Lords Of The Trident - The Offering review
|Band:||Lords Of The Trident|
|Release date:||April 2022|
04. Feed The Wolves
05. Carry The Weight
06. Offering To The Void
08. The Invitation
09. Dance Of Control
10. These Tower Walls
11. Power Of Evil
12. The Blade
13. Heart Of Ashes
Lords Of The Trident? I don’t care much for House Tully, but I do quite like this album.
I’ve covered a fairly broad spectrum of metal genres while reviewing for the site, sometimes seemingly to the surprise of others; although I certainly have my favourite genres, I manage to find music I enjoy in most categories. Some, however, are admittedly underrepresented in my review catalogue; for starters, retro-sounding thrash metal and hard rock are generally dead ends for me. I would also consider classic/traditional heavy metal to be one such style, as outside of Amorphis(-adjacent) music, I normally don’t have any inclination towards the nominees in the heavy/melodic metal category each year. Still, there are occasional exceptions, one of which is Lords Of The Trident; I can think of more natural fits on the writing team for The Offering, but I will nevertheless try to score an away goal in the ball game.
Despite the name, it doesn’t seem immediately clear to me whether there is any intentional relation of this band with the A Song Of Ice And Fire series; however, I did find my mind going to Seven Kingdoms on my first playthrough of The Offering (it appears that the two groups are friendly with one another). This is because Lords Of The Trident approach heavy metal from something of a US power metal perspective, at least in portions of the album. It’s not a persistent feature of the album, as much of it operates in a more mid-tempo range, including opening track “Legend” and its nifty central Medieval-style lead guitar hook, but the likes of “Charlatan” and “These Tower Walls” bring some pace to the table.
Now, what is it about The Offering that caught my attention? More than anything, it just does the important things right. Although it’s not inundated with power metal’s pace throughout, there’s that fantastical power metal aura, not only to the story but also to the tone of the record, which, when combined with the strong lead vocals, gives the record a brightness, melody and emotion (and cheesiness, but in a good way) that renders it more to my taste than bands more in the trad heavy/NWOBHM mould. If I would compare it to any one album, it would be Firewind’s The Premonition, a longstanding favourite of mine in this sphere of metal that rides the line between heavy metal and power metal very successfully. Add on top of everything I’ve already mentioned some quality shredding lead guitar work, such as the solos in “Acolytes” and “These Tower Walls”, and this is an entertaining and exciting record.

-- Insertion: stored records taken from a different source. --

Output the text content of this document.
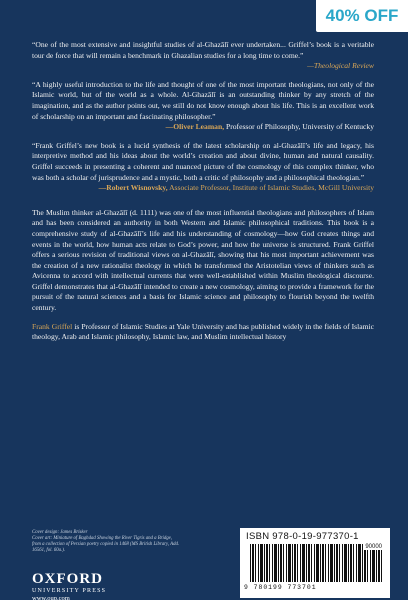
“One of the most extensive and insightful studies of al-Ghazālī ever undertaken... Griffel’s book is a veritable tour de force that will remain a benchmark in Ghazalian studies for a long time to come.”
—Theological Review

“A highly useful introduction to the life and thought of one of the most important theologians, not only of the Islamic world, but of the world as a whole. Al-Ghazālī is an outstanding thinker by any stretch of the imagination, and as the author points out, we still do not know enough about his life. This is an excellent work of scholarship on an important and fascinating philosopher.”
—Oliver Leaman, Professor of Philosophy, University of Kentucky

“Frank Griffel’s new book is a lucid synthesis of the latest scholarship on al-Ghazālī’s life and legacy, his interpretive method and his ideas about the world’s creation and about divine, human and natural causality. Griffel succeeds in presenting a coherent and nuanced picture of the cosmology of this complex thinker, who was both a scholar of jurisprudence and a mystic, both a critic of philosophy and a philosophical theologian.”
—Robert Wisnovsky, Associate Professor, Institute of Islamic Studies, McGill University

The Muslim thinker al-Ghazālī (d. 1111) was one of the most influential theologians and philosophers of Islam and has been considered an authority in both Western and Islamic philosophical traditions. This book is a comprehensive study of al-Ghazālī’s life and his understanding of cosmology—how God creates things and events in the world, how human acts relate to God’s power, and how the universe is structured. Frank Griffel offers a serious revision of traditional views on al-Ghazālī, showing that his most important achievement was the creation of a new rationalist theology in which he transformed the Aristotelian views of thinkers such as Avicenna to accord with intellectual currents that were well-established within Muslim theological discourse. Griffel demonstrates that al-Ghazālī intended to create a new cosmology, aiming to provide a framework for the pursuit of the natural sciences and a basis for Islamic science and philosophy to flourish beyond the twelfth century.

Frank Griffel is Professor of Islamic Studies at Yale University and has published widely in the fields of Islamic theology, Arab and Islamic philosophy, Islamic law, and Muslim intellectual history

Cover design: James Brisker
Cover art: Miniature of Baghdad Showing the River Tigris and a Bridge, from a collection of Persian poetry copied in 1468 (MS British Library, Add. 16561, fol. 60a.).
OXFORD
UNIVERSITY PRESS
www.oup.com
ISBN 978-0-19-977370-1
90000
9 780199 773701
40% OFF
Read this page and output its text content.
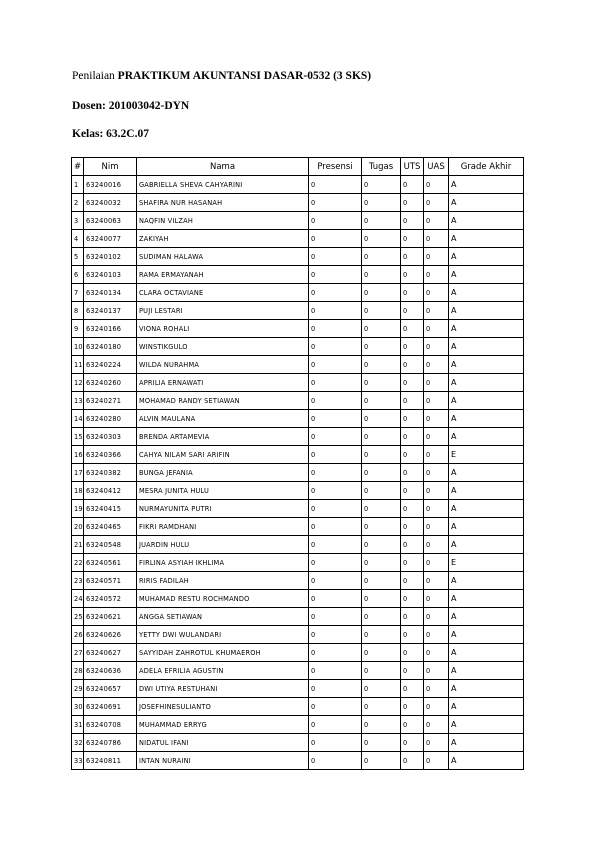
Penilaian PRAKTIKUM AKUNTANSI DASAR-0532 (3 SKS)
Dosen: 201003042-DYN
Kelas: 63.2C.07
#	Nim	Nama	Presensi	Tugas	UTS	UAS	Grade Akhir
1	63240016	GABRIELLA SHEVA CAHYARINI	0	0	0	0	A
2	63240032	SHAFIRA NUR HASANAH	0	0	0	0	A
3	63240063	NAQFIN VILZAH	0	0	0	0	A
4	63240077	ZAKIYAH	0	0	0	0	A
5	63240102	SUDIMAN HALAWA	0	0	0	0	A
6	63240103	RAMA ERMAYANAH	0	0	0	0	A
7	63240134	CLARA OCTAVIANE	0	0	0	0	A
8	63240137	PUJI LESTARI	0	0	0	0	A
9	63240166	VIONA ROHALI	0	0	0	0	A
10	63240180	WINSTIKGULO	0	0	0	0	A
11	63240224	WILDA NURAHMA	0	0	0	0	A
12	63240260	APRILIA ERNAWATI	0	0	0	0	A
13	63240271	MOHAMAD RANDY SETIAWAN	0	0	0	0	A
14	63240280	ALVIN MAULANA	0	0	0	0	A
15	63240303	BRENDA ARTAMEVIA	0	0	0	0	A
16	63240366	CAHYA NILAM SARI ARIFIN	0	0	0	0	E
17	63240382	BUNGA JEFANIA	0	0	0	0	A
18	63240412	MESRA JUNITA HULU	0	0	0	0	A
19	63240415	NURMAYUNITA PUTRI	0	0	0	0	A
20	63240465	FIKRI RAMDHANI	0	0	0	0	A
21	63240548	JUARDIN HULU	0	0	0	0	A
22	63240561	FIRLINA ASYIAH IKHLIMA	0	0	0	0	E
23	63240571	RIRIS FADILAH	0	0	0	0	A
24	63240572	MUHAMAD RESTU ROCHMANDO	0	0	0	0	A
25	63240621	ANGGA SETIAWAN	0	0	0	0	A
26	63240626	YETTY DWI WULANDARI	0	0	0	0	A
27	63240627	SAYYIDAH ZAHROTUL KHUMAEROH	0	0	0	0	A
28	63240636	ADELA EFRILIA AGUSTIN	0	0	0	0	A
29	63240657	DWI UTIYA RESTUHANI	0	0	0	0	A
30	63240691	JOSEFHINESULIANTO	0	0	0	0	A
31	63240708	MUHAMMAD ERRYG	0	0	0	0	A
32	63240786	NIDATUL IFANI	0	0	0	0	A
33	63240811	INTAN NURAINI	0	0	0	0	A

On top of Firewind and Seven Kingdoms, there’s other bands that I found myself thinking of when listening to The Offering. First off, there’s a bit of a Blind Guardian vibe to moments in “Feed The Wolves”, with the harmonized ‘woah’s in the energetic chorus and the solo. Additionally, the riff work in “Carry The Weight” could easily have featured on some of Killswitch Engage’s songs, while the harpsichord in the interlude “The Invitation” harkens to Stratovarius’s “Black Diamond”; this interlude leads nicely into “Dance Of Control”. All the tracks I’ve mentioned so far are among the highlights of The Offering; I would also add the evocative “Offering To The Void” to the list of standout songs, and to a lesser degree the slower, more expansive closer “Heart Of Ashes”, which has a hint of Serenity to it.
Now, when talking about US power metal, one band that’s hard to overlook is Iced Earth, and “Champion”, coming just before “The Invitation”, feels a bit like a Stu Block-era Iced Earth-lite track; add in some triplet gallops and I could have easily believed it to be a cut track from Dystopia. However, I think it would have been a cut track due to its quality, which is a bit below par compared with the rest of The Offering. Clocking in at a round hour in length, this is a lengthy record, and for me, “Champion” and “The Blade” are obvious candidates for the chopping block in order to make the album a more concise and consistently satisfying album.
Still, while there’s moments of slack across the runtime, Lords Of The Trident’s latest album is a very decent example of modern heavy metal, with memorable hooks, particularly on the part of the vocals, as well as strong guitar work and entertaining songs. Those with an affinity for more conventional and melodic metal should find a fair amount to enjoy on The Offering.